Nous sommes en pleine guerre froide et juste après la crise de Cuba quand en 1965 lorsque Peter Watkins réalise La Bombe allias The War Game, un docu-fiction d'un peu moins d'une heure sur les conséquences d'un éventuel bombardement thermonucléaire sur l'Angleterre. Un film politique radical et enragé pour venir contrer de manière frontale un discours alors un peu trop angélique sur un armement trop souvent définit à cette époque comme propre et purement dissuasif.
Peter Watkins choisit donc la forme du documentaire caméra à l'épaule pour mieux venir frapper les consciences sur l'engrenage implacable et l'horreur d'un hypothétique conflit entre l'OTAN et l'URSS. Peter Watkins pointe également du doigt la relative ignorance des gens sur l'ampleur dévastatrice d'une attaque nucléaire et sur les moyens illusoires et ridicules de s'en protéger renvoyant par toute l'horreur de ce qu'il nous donne à voir aux images trop lisses de la propagande américaines dans lesquelles on se protège tranquillement d'une attaque atomique en se cachant sous une table et en fermant les yeux très très fort. The War Zone est sans aucun doute le film d'un pacifiste acharné qui souhaite frapper fort pour marquer définitivement les esprits du fer rouge de l'horreur.
En choisissant le noir et blanc et une forme proche du cinéma vérité avec le documenteur Peter Watkins renvoie par ses cadres et sa mise en scènes aux images d'archives les plus terrifiantes de la seconde guerre mondiale assurant à son film un impact viscéralement impressionnant. Le film ne possède sans doute pas le budget suffisant pour montrer à grande échelle l'impact destructeur d'une attaque atomique mais cela n'a aucune importance car Peter Watkins se concentre du coup à mettre en exergue l'impact d'un tel conflit et d'une telle déflagration à l'échelle strictement humaine. Et le constat effrayant que brosse Peter Watkins au fil d'un terrifiant calendrier ne se limite pas à l'impact immédiat de l'explosion mais aux conséquences à plus ou moins longue échéance sur une population civile se retrouvant alors première victime du conflit. Le réalisateur montre parfaitement combien une explosion atomique entrainerait dans ses funestes retombées les hommes vers l'horreur absolue avec corps brulés, maladies, famine, manque de soin et de personnel médical obligé de laisser mourir dans la souffrance les cas les plus désespérés, troubles psychologiques irréversibles, manque d'hygiène entrainant des épidémies , émeutes, crémation de masses des corps ne pouvant tous être enterrés dignement, psychoses diverses... La liste est aussi angoissante que monstrueusement longue.
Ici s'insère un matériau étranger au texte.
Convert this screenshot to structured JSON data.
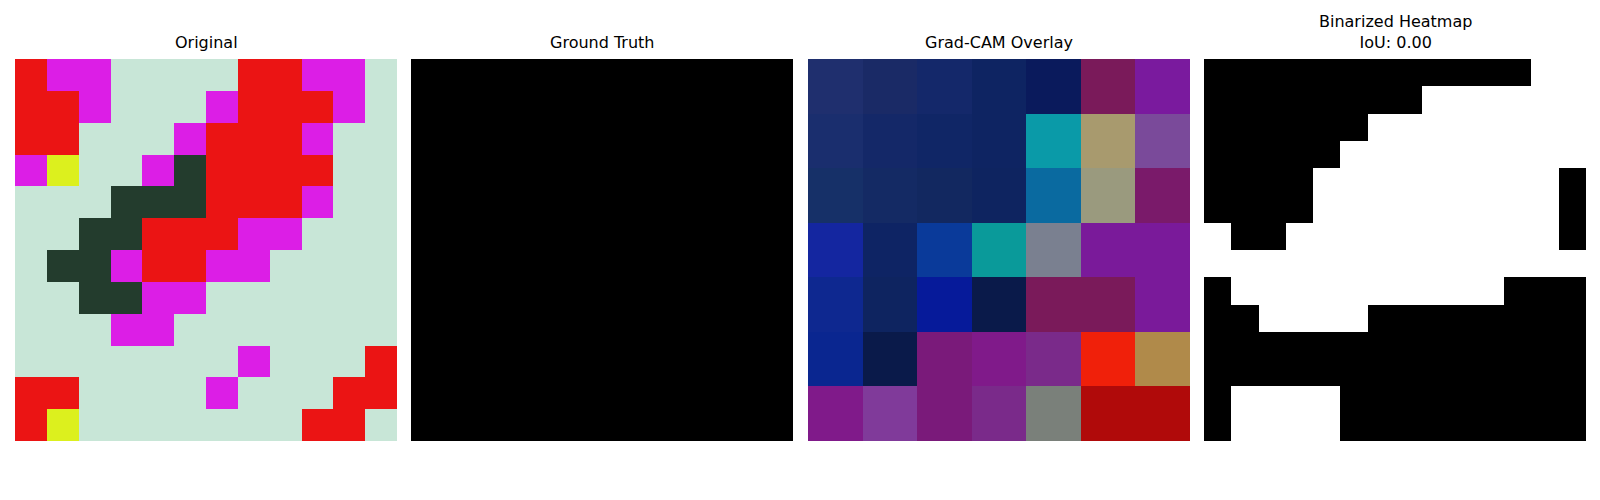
{
  "chart_data": [
    {
      "type": "image",
      "title": "Original",
      "tick_labels": false,
      "cells": [
        [
          [
            235,
            20,
            20
          ],
          [
            220,
            30,
            230
          ],
          [
            220,
            30,
            230
          ],
          [
            200,
            230,
            215
          ],
          [
            200,
            230,
            215
          ],
          [
            200,
            230,
            215
          ],
          [
            200,
            230,
            215
          ],
          [
            235,
            20,
            20
          ],
          [
            235,
            20,
            20
          ],
          [
            220,
            30,
            230
          ],
          [
            220,
            30,
            230
          ],
          [
            200,
            230,
            215
          ]
        ],
        [
          [
            235,
            20,
            20
          ],
          [
            235,
            20,
            20
          ],
          [
            220,
            30,
            230
          ],
          [
            200,
            230,
            215
          ],
          [
            200,
            230,
            215
          ],
          [
            200,
            230,
            215
          ],
          [
            220,
            30,
            230
          ],
          [
            235,
            20,
            20
          ],
          [
            235,
            20,
            20
          ],
          [
            235,
            20,
            20
          ],
          [
            220,
            30,
            230
          ],
          [
            200,
            230,
            215
          ]
        ],
        [
          [
            235,
            20,
            20
          ],
          [
            235,
            20,
            20
          ],
          [
            200,
            230,
            215
          ],
          [
            200,
            230,
            215
          ],
          [
            200,
            230,
            215
          ],
          [
            220,
            30,
            230
          ],
          [
            235,
            20,
            20
          ],
          [
            235,
            20,
            20
          ],
          [
            235,
            20,
            20
          ],
          [
            220,
            30,
            230
          ],
          [
            200,
            230,
            215
          ],
          [
            200,
            230,
            215
          ]
        ],
        [
          [
            220,
            30,
            230
          ],
          [
            220,
            240,
            30
          ],
          [
            200,
            230,
            215
          ],
          [
            200,
            230,
            215
          ],
          [
            220,
            30,
            230
          ],
          [
            35,
            60,
            45
          ],
          [
            235,
            20,
            20
          ],
          [
            235,
            20,
            20
          ],
          [
            235,
            20,
            20
          ],
          [
            235,
            20,
            20
          ],
          [
            200,
            230,
            215
          ],
          [
            200,
            230,
            215
          ]
        ],
        [
          [
            200,
            230,
            215
          ],
          [
            200,
            230,
            215
          ],
          [
            200,
            230,
            215
          ],
          [
            35,
            60,
            45
          ],
          [
            35,
            60,
            45
          ],
          [
            35,
            60,
            45
          ],
          [
            235,
            20,
            20
          ],
          [
            235,
            20,
            20
          ],
          [
            235,
            20,
            20
          ],
          [
            220,
            30,
            230
          ],
          [
            200,
            230,
            215
          ],
          [
            200,
            230,
            215
          ]
        ],
        [
          [
            200,
            230,
            215
          ],
          [
            200,
            230,
            215
          ],
          [
            35,
            60,
            45
          ],
          [
            35,
            60,
            45
          ],
          [
            235,
            20,
            20
          ],
          [
            235,
            20,
            20
          ],
          [
            235,
            20,
            20
          ],
          [
            220,
            30,
            230
          ],
          [
            220,
            30,
            230
          ],
          [
            200,
            230,
            215
          ],
          [
            200,
            230,
            215
          ],
          [
            200,
            230,
            215
          ]
        ],
        [
          [
            200,
            230,
            215
          ],
          [
            35,
            60,
            45
          ],
          [
            35,
            60,
            45
          ],
          [
            220,
            30,
            230
          ],
          [
            235,
            20,
            20
          ],
          [
            235,
            20,
            20
          ],
          [
            220,
            30,
            230
          ],
          [
            220,
            30,
            230
          ],
          [
            200,
            230,
            215
          ],
          [
            200,
            230,
            215
          ],
          [
            200,
            230,
            215
          ],
          [
            200,
            230,
            215
          ]
        ],
        [
          [
            200,
            230,
            215
          ],
          [
            200,
            230,
            215
          ],
          [
            35,
            60,
            45
          ],
          [
            35,
            60,
            45
          ],
          [
            220,
            30,
            230
          ],
          [
            220,
            30,
            230
          ],
          [
            200,
            230,
            215
          ],
          [
            200,
            230,
            215
          ],
          [
            200,
            230,
            215
          ],
          [
            200,
            230,
            215
          ],
          [
            200,
            230,
            215
          ],
          [
            200,
            230,
            215
          ]
        ],
        [
          [
            200,
            230,
            215
          ],
          [
            200,
            230,
            215
          ],
          [
            200,
            230,
            215
          ],
          [
            220,
            30,
            230
          ],
          [
            220,
            30,
            230
          ],
          [
            200,
            230,
            215
          ],
          [
            200,
            230,
            215
          ],
          [
            200,
            230,
            215
          ],
          [
            200,
            230,
            215
          ],
          [
            200,
            230,
            215
          ],
          [
            200,
            230,
            215
          ],
          [
            200,
            230,
            215
          ]
        ],
        [
          [
            200,
            230,
            215
          ],
          [
            200,
            230,
            215
          ],
          [
            200,
            230,
            215
          ],
          [
            200,
            230,
            215
          ],
          [
            200,
            230,
            215
          ],
          [
            200,
            230,
            215
          ],
          [
            200,
            230,
            215
          ],
          [
            220,
            30,
            230
          ],
          [
            200,
            230,
            215
          ],
          [
            200,
            230,
            215
          ],
          [
            200,
            230,
            215
          ],
          [
            235,
            20,
            20
          ]
        ],
        [
          [
            235,
            20,
            20
          ],
          [
            235,
            20,
            20
          ],
          [
            200,
            230,
            215
          ],
          [
            200,
            230,
            215
          ],
          [
            200,
            230,
            215
          ],
          [
            200,
            230,
            215
          ],
          [
            220,
            30,
            230
          ],
          [
            200,
            230,
            215
          ],
          [
            200,
            230,
            215
          ],
          [
            200,
            230,
            215
          ],
          [
            235,
            20,
            20
          ],
          [
            235,
            20,
            20
          ]
        ],
        [
          [
            235,
            20,
            20
          ],
          [
            220,
            240,
            30
          ],
          [
            200,
            230,
            215
          ],
          [
            200,
            230,
            215
          ],
          [
            200,
            230,
            215
          ],
          [
            200,
            230,
            215
          ],
          [
            200,
            230,
            215
          ],
          [
            200,
            230,
            215
          ],
          [
            200,
            230,
            215
          ],
          [
            235,
            20,
            20
          ],
          [
            235,
            20,
            20
          ],
          [
            200,
            230,
            215
          ]
        ]
      ]
    },
    {
      "type": "heatmap",
      "title": "Ground Truth",
      "tick_labels": false,
      "zlim": [
        0,
        1
      ],
      "cells": [
        [
          0
        ]
      ]
    },
    {
      "type": "image",
      "title": "Grad-CAM Overlay",
      "tick_labels": false,
      "cells": [
        [
          [
            31,
            47,
            110
          ],
          [
            26,
            42,
            102
          ],
          [
            20,
            40,
            106
          ],
          [
            14,
            36,
            98
          ],
          [
            10,
            26,
            92
          ],
          [
            122,
            26,
            90
          ],
          [
            122,
            26,
            158
          ]
        ],
        [
          [
            26,
            46,
            110
          ],
          [
            20,
            40,
            104
          ],
          [
            16,
            38,
            102
          ],
          [
            14,
            36,
            98
          ],
          [
            10,
            154,
            168
          ],
          [
            168,
            154,
            110
          ],
          [
            122,
            74,
            154
          ]
        ],
        [
          [
            22,
            48,
            104
          ],
          [
            20,
            42,
            100
          ],
          [
            18,
            40,
            96
          ],
          [
            14,
            36,
            96
          ],
          [
            10,
            106,
            160
          ],
          [
            154,
            154,
            126
          ],
          [
            122,
            26,
            106
          ]
        ],
        [
          [
            20,
            38,
            160
          ],
          [
            14,
            36,
            100
          ],
          [
            10,
            58,
            154
          ],
          [
            10,
            154,
            154
          ],
          [
            122,
            128,
            144
          ],
          [
            122,
            26,
            154
          ],
          [
            122,
            26,
            154
          ]
        ],
        [
          [
            14,
            40,
            144
          ],
          [
            14,
            36,
            96
          ],
          [
            6,
            26,
            154
          ],
          [
            10,
            26,
            74
          ],
          [
            122,
            26,
            90
          ],
          [
            122,
            26,
            90
          ],
          [
            122,
            26,
            154
          ]
        ],
        [
          [
            10,
            38,
            144
          ],
          [
            10,
            26,
            74
          ],
          [
            122,
            26,
            122
          ],
          [
            128,
            26,
            138
          ],
          [
            122,
            42,
            138
          ],
          [
            240,
            32,
            10
          ],
          [
            176,
            138,
            74
          ]
        ],
        [
          [
            128,
            26,
            138
          ],
          [
            128,
            58,
            154
          ],
          [
            122,
            26,
            122
          ],
          [
            122,
            42,
            138
          ],
          [
            122,
            128,
            122
          ],
          [
            176,
            10,
            10
          ],
          [
            176,
            10,
            10
          ]
        ]
      ]
    },
    {
      "type": "heatmap",
      "title": "Binarized Heatmap\nIoU: 0.00",
      "tick_labels": false,
      "zlim": [
        0,
        1
      ],
      "cells": [
        [
          0,
          0,
          0,
          0,
          0,
          0,
          0,
          0,
          0,
          0,
          0,
          0,
          1,
          1
        ],
        [
          0,
          0,
          0,
          0,
          0,
          0,
          0,
          0,
          1,
          1,
          1,
          1,
          1,
          1
        ],
        [
          0,
          0,
          0,
          0,
          0,
          0,
          1,
          1,
          1,
          1,
          1,
          1,
          1,
          1
        ],
        [
          0,
          0,
          0,
          0,
          0,
          1,
          1,
          1,
          1,
          1,
          1,
          1,
          1,
          1
        ],
        [
          0,
          0,
          0,
          0,
          1,
          1,
          1,
          1,
          1,
          1,
          1,
          1,
          1,
          0
        ],
        [
          0,
          0,
          0,
          0,
          1,
          1,
          1,
          1,
          1,
          1,
          1,
          1,
          1,
          0
        ],
        [
          1,
          0,
          0,
          1,
          1,
          1,
          1,
          1,
          1,
          1,
          1,
          1,
          1,
          0
        ],
        [
          1,
          1,
          1,
          1,
          1,
          1,
          1,
          1,
          1,
          1,
          1,
          1,
          1,
          1
        ],
        [
          0,
          1,
          1,
          1,
          1,
          1,
          1,
          1,
          1,
          1,
          1,
          0,
          0,
          0
        ],
        [
          0,
          0,
          1,
          1,
          1,
          1,
          0,
          0,
          0,
          0,
          0,
          0,
          0,
          0
        ],
        [
          0,
          0,
          0,
          0,
          0,
          0,
          0,
          0,
          0,
          0,
          0,
          0,
          0,
          0
        ],
        [
          0,
          0,
          0,
          0,
          0,
          0,
          0,
          0,
          0,
          0,
          0,
          0,
          0,
          0
        ],
        [
          0,
          1,
          1,
          1,
          1,
          0,
          0,
          0,
          0,
          0,
          0,
          0,
          0,
          0
        ],
        [
          0,
          1,
          1,
          1,
          1,
          0,
          0,
          0,
          0,
          0,
          0,
          0,
          0,
          0
        ]
      ]
    }
  ]
}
Mais il est important de se souvenir qu'avec The War Game Peter Watkins ne joue pas uniquement sur la peur irrationnelle du nucléaire en montrant une réalité alarmiste et dramatiquement assombrie, il se contente simplement de filmer au plus prêt les conclusions de médecins, militaires , scientifiques et témoins d'Hiroshima et Nagasaki , il donne à voir l'horreur d'une attaque thermonucléaire pour finalement donner à réfléchir sur une vérité fatalement bien plus crue et dérangeante que celle de tous les discours officiels de cette époque.
The War Game est un moyen métrage coup de poing aux images inoubliables comme ce lent traveling sur les visages calcinées de corps alignés sur un trottoir les têtes rejetées en arrière baignant dans le caniveau; ses visages d'enfants aux regards définitivement perdus dans l'horreur, cette fumée noire des corps brulés s'élevant dans le ciel... Les images sont si réalistes et si proche du documentaire qu'elles font souvent tomber la distance entre le spectateur et l'écran, qu'elles empêchent de se cacher derrière l'idée confortable que rien de tout ceci n'est tout à fait vrai.
Même si il faut remettre le film dans son contexte de guerre froide et de courses à l'armement atomique dissuasif, The War Game demeure encore aujourd'hui une formidable mise en garde contre la connerie humaine qui en appuyant sur un simple bouton pourrait faire retourner la civilisation vers l'horreur de nos pulsions de survie les plus animales ; ce n'est pas un film utile c'est juste un chef d'œuvre indispensable.